Although facing your fear might be the most difficult for you – you have to learn more about the fear to conquer it, and the only way to do it is to spend time with it. Marie Curie said nothing in life should be feared. It should be understood. This means the more you know about the thing you fear. The less your fear will become.
Allow yourself to sit with your fear for 2-3 minutes. Practice mindfulness while you sit. Breathe in and out slowly. Just let the emotions flow past—although they are difficult to bear, imagine them as autumn leaves drifting past on a lazy river or the ebb and flow of the ocean.
Keep a journal.
Write down your fears in a journal. Write down the emotions that you feel when thinking about fear. When you start making lists and writing down feelings and thoughts, it helps make everything much more manageable and makes you feel grounded. It organizes the jumble of tasks swarming around in your brain into a functional system that dampens anxiety about the chaos of life. Journals and lists give us a structure, a plan that we can stick to, and they prove what we have achieved that day, week, or month.
Write down the worst realistic-case scenario about your fear that you can think of. This will help you eliminate fuzziness around the worry by giving it clarity. It will help you realize that even in the worst-case scenario, you can survive and bounce back.
If you share your fear with a family member or friend, they might give you a new perspective on the problem that might help you realize you made something much greater of it than it is. Brooding on fear alone allows it to grow into a monster in your mind. Never be afraid to ask for help from a level-headed friend or counsellor.
Don’t focus on aspects that keep you stuck. Try to move from being problem-focused to being solution-focused. For that, you might need input from another person.
Use your imagination constructively.
Imagination is a beautiful thing. It gives you power, creativity, and the ability to think outside the box.
Often, we have irrational fears that keep us awake at night – for example. You fear going alone to an airport to catch a plane.
Instead of allowing your imagination to run riot, control what you think and imagine a scenario where you practice in your mind how you will catch a cab to the airport, how you will walk up to the information desk and ask for help to find the check-in, how you will ask the ground crew where you have to go to board the plane, etc. You can replay any scenario in your brain over and over until the anxiety and fears subside. If you can bring humour to the situation, joking with yourself will relieve even more tension.
Get some exercise
Few things relieve anxiety as effectively as exercise—and it can be something as simple as going for a brisk walk. Exercise gives you the chance to think about nothing except the next step you are taking. It gives you time to reconnect with nature. It has a calming effect on us and helps ground us.

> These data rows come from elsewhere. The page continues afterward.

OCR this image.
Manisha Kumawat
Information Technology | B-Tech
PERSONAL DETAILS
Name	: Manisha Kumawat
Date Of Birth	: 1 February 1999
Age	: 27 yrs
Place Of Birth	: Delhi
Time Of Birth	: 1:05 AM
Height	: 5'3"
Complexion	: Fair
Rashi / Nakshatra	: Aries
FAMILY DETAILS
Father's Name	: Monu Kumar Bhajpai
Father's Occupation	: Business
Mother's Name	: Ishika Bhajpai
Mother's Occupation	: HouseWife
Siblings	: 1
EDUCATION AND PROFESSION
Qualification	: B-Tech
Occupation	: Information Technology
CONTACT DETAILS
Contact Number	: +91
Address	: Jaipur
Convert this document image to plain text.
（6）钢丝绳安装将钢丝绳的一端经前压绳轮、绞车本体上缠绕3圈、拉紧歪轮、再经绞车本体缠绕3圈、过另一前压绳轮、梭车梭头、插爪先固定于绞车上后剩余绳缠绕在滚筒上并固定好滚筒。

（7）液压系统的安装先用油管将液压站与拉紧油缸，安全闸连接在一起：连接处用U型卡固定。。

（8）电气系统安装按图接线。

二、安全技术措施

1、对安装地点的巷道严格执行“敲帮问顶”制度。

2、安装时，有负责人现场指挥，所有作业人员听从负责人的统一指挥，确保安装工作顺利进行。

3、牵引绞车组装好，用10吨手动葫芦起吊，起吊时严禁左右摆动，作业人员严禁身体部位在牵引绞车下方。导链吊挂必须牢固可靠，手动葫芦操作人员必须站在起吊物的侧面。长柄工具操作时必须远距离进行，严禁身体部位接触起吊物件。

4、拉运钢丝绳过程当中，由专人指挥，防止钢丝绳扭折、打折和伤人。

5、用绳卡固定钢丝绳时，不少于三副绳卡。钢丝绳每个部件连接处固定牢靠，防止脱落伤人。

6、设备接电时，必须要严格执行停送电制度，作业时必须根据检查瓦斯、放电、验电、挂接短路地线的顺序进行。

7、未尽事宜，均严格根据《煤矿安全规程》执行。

Another word for grounding is ”earthing”. Connect with all your senses while you are out there – what do you see around you, what sounds do you hear, what smells do you smell, and how does the air feel on your skin?
Be kind to yourself
Life is tough enough, and you do not have to beat yourself up, too. Instead, consider making a list of things that you do well. List your good attributes and talents; list the difficult situations you have coped with. Give yourself credit for that. Respect your courage to find a way through fear. Tell yourself that fear doesn’t know your strength.
Give yourself time to rest. Allow yourself to do something every day that you love and enjoy. Eat healthily. Rest enough.
”Hope”- a powerful word that inspires millions of people
”Hope is the only thing stronger than fear.” Hope is the belief that things will work. Hope believes you will get through whatever you fear. Hope teams with faith and believes in the impossible. Hope helps people to stay alive long enough to figure out a way to thrive.
Isaiah 43 1 says, ”Don’t fear, for I have redeemed you; I have called you by your name; you are Mine.
God commands us not to fear or worry. The phrase ”do not fear” is used more than 80 times in the Bible, most likely because He knows the enemy uses fear to decrease our hope and limit our victories.
Faith and fear both demand you believe in something you cannot see – you choose.